Par amendement n° 93, M. Hugot, au nom de la commission des affaires culturelles, propose, après le mot : « délivré », de rédiger comme suit la fin du texte présenté par l'article 31 bis pour être inséré après le troisième alinéa de l'article L. 421-3 du code de l'urbanisme : « que si la demande prévoit les installations techniques permettant d'assurer dans chaque logement la réception des services de radiodiffusion sonore et de télévision diffusés par voie hertzienne terrestre, par câble et par satellite. »
Cet amendement est assorti d'un sous-amendement n° 237, présenté par Mme Pourtaud, MM. Dreyfus-Schmidt, Collomb, Lagauche, Weber et les membres du groupe socialiste et apparentés, et tendant, à la fin du texte proposé par l'amendement n° 93, à remplacer les mots : « par câble et satellite » par les mots : « par câble ou par satellite ».
Par amendement n° 135, M. Pelchat propose, après les mots : « relative à la liberté de communication », de rédiger ainsi la fin du texte présenté par l'article 31 bis pour compléter l'article L. 421-3 du code de l'urbanisme : « , le permis ne peut être délivré que si le pétitionnaire a prévu les installations techniques propres à assurer pour chaque logement la possibilité de recevoir les services de radiodiffusion sonore ou de télévision diffusés par voie hertzienne terrestre, par câble ou par satellite. »
La parole est à M. le rapporteur, pour défendre l'amendement n° 93.
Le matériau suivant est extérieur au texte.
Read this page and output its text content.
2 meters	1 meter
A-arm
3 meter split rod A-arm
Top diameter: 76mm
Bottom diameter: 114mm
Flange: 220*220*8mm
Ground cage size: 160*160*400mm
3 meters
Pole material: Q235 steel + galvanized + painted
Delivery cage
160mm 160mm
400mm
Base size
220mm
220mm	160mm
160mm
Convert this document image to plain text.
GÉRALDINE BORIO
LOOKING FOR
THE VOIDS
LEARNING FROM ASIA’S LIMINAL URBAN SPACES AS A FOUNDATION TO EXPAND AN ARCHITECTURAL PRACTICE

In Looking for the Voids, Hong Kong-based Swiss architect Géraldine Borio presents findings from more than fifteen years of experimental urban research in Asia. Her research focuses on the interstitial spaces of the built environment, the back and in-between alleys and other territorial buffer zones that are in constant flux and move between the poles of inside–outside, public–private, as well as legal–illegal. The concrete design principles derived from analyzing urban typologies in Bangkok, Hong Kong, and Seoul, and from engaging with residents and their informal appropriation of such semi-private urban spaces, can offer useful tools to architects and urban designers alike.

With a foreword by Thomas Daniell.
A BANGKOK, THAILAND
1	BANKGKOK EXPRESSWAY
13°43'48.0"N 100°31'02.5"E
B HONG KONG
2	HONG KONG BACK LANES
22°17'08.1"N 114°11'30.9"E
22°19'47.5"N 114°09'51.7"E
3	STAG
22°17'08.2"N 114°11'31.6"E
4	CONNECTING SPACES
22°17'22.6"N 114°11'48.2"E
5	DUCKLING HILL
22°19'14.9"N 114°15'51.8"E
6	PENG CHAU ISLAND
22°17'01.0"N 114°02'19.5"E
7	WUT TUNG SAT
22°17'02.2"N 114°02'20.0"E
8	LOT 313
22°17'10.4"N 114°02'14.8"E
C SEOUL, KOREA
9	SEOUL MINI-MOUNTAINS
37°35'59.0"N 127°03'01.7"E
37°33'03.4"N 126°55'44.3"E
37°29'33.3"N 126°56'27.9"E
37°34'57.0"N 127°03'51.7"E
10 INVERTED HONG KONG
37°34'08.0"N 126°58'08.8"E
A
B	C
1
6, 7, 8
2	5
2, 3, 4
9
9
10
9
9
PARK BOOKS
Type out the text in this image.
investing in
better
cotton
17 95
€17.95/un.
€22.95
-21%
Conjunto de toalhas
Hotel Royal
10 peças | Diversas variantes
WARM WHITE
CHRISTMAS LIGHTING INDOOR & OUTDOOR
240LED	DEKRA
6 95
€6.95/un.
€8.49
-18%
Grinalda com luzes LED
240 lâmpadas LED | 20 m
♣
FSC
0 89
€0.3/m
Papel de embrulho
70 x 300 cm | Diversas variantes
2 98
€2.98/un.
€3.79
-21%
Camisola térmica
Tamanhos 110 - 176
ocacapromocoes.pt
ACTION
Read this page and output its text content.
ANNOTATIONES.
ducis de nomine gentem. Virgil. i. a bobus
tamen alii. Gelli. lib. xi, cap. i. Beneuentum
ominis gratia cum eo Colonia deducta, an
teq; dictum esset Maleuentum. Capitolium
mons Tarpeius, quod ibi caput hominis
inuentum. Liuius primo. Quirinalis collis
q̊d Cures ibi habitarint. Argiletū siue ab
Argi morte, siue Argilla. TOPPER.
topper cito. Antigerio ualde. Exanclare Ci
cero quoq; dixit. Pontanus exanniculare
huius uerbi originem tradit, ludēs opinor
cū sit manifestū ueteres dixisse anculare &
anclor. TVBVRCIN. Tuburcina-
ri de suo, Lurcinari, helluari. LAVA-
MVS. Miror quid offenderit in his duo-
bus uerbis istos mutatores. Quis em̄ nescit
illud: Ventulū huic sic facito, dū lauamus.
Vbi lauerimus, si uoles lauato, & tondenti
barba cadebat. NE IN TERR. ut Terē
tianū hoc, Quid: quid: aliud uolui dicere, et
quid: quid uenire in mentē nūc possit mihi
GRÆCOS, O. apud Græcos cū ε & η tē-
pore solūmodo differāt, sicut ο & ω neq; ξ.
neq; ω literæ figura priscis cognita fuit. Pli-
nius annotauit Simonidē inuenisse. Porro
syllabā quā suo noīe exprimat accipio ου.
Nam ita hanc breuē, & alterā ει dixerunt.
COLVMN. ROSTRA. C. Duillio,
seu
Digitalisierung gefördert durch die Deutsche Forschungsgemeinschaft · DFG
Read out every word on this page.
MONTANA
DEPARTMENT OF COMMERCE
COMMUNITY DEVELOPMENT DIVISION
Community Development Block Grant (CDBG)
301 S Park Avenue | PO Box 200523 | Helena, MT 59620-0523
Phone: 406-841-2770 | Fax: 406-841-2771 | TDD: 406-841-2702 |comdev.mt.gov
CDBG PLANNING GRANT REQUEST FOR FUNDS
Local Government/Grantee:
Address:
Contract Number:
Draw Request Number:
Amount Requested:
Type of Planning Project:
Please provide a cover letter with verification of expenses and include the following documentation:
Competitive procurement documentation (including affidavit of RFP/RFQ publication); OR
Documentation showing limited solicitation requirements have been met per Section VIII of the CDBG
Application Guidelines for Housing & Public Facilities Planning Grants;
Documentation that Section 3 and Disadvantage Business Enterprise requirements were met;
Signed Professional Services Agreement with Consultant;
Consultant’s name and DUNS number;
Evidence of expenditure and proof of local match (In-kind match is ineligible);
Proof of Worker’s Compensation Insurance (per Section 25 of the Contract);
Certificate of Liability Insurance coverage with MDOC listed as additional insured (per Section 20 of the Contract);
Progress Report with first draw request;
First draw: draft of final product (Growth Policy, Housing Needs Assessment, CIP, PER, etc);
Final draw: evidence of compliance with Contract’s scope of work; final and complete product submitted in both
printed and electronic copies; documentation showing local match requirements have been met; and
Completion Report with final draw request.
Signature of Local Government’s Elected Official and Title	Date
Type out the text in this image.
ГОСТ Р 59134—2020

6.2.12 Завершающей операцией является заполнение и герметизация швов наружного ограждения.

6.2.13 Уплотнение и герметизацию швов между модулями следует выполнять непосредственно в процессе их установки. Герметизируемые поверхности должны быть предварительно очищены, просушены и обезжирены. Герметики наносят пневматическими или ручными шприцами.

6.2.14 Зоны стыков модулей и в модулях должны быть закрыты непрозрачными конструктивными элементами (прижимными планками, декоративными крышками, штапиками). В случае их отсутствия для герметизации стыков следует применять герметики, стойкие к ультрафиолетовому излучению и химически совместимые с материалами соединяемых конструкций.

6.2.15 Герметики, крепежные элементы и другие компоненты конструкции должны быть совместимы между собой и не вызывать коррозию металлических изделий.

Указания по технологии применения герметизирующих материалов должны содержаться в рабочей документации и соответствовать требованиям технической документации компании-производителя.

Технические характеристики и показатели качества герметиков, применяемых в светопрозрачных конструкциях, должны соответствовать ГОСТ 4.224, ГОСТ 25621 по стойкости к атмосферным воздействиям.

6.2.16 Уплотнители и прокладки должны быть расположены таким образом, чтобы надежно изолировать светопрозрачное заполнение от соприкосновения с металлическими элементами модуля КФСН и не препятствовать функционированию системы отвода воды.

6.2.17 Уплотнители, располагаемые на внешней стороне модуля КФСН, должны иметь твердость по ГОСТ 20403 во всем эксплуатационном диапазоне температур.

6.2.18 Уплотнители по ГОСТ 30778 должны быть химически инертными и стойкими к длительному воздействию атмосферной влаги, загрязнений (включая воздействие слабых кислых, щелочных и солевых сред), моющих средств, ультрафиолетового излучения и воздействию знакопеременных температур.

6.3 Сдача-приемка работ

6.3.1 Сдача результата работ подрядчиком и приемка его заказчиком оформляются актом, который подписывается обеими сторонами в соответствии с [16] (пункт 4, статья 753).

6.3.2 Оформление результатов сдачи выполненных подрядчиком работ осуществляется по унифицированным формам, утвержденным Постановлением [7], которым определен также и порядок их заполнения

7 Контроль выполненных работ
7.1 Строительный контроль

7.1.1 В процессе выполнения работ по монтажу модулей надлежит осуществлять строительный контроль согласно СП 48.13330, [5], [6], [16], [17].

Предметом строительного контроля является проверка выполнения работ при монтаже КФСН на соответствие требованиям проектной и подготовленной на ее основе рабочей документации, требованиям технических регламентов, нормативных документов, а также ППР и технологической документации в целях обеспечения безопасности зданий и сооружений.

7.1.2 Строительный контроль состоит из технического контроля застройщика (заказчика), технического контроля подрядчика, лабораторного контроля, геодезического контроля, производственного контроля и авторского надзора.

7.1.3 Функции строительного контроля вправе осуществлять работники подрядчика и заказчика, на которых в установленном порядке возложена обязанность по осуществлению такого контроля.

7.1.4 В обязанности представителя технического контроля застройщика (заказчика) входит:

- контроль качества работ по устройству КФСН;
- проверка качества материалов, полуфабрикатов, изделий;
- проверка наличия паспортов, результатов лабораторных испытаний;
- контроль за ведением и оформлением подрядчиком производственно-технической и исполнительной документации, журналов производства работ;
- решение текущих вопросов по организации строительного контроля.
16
M. Jean-Paul Hugot, rapporteur. L'Assemblée nationale a inséré dans le projet de loi une disposition dont l'objet est de lutter contre la prolifération des paraboles individuelles sur les immeubles collectifs d'habitation. Ce dispositif impose l'établissement d'antennes paraboliques collectives dans les zones non câblées, ce qui fera obstacle à la création de nouveaux réseaux et au déploiement de la diffusion hertzienne terrestre numérique dont la réception ne nécessite pas la mise en place de paraboles.
Il est donc préférable d'adopter une rédaction imposant, dans les immeubles neufs, un système de réception collective raccordable indifféremment à une parabole, à une antenne pour le réseau hertzien terrestre ou au réseau câblé. Ce dispositif permet en effet de ne pas préjuger les choix des occupants des immeubles collectifs entre les systèmes de réception des services de communication audiovisuelle.
M. le président. La parole est à M. Dreyfus-Schmidt, pour défendre le sous-amendement n° 237.
M. Michel Dreyfus-Schmidt. Nos collègues députés ont eu, comme toujours, une excellente idée !... mais il semble tout de même que le mieux soit l'ennemi du bien.
Pour essayer d'empêcher la floraison des antennes, des paraboles, ils ont en effet prévu que, dans la demande de permis de construire des immeubles collectifs à usage d'habitation, le demandeur s'engage à poser sur la toiture de l'immeuble projeté une antenne collective de réception des programmes diffusés par satellite ou à raccorder l'immeuble à un réseau distribuant par câble des services de radiodiffusion sonore ou de télévision.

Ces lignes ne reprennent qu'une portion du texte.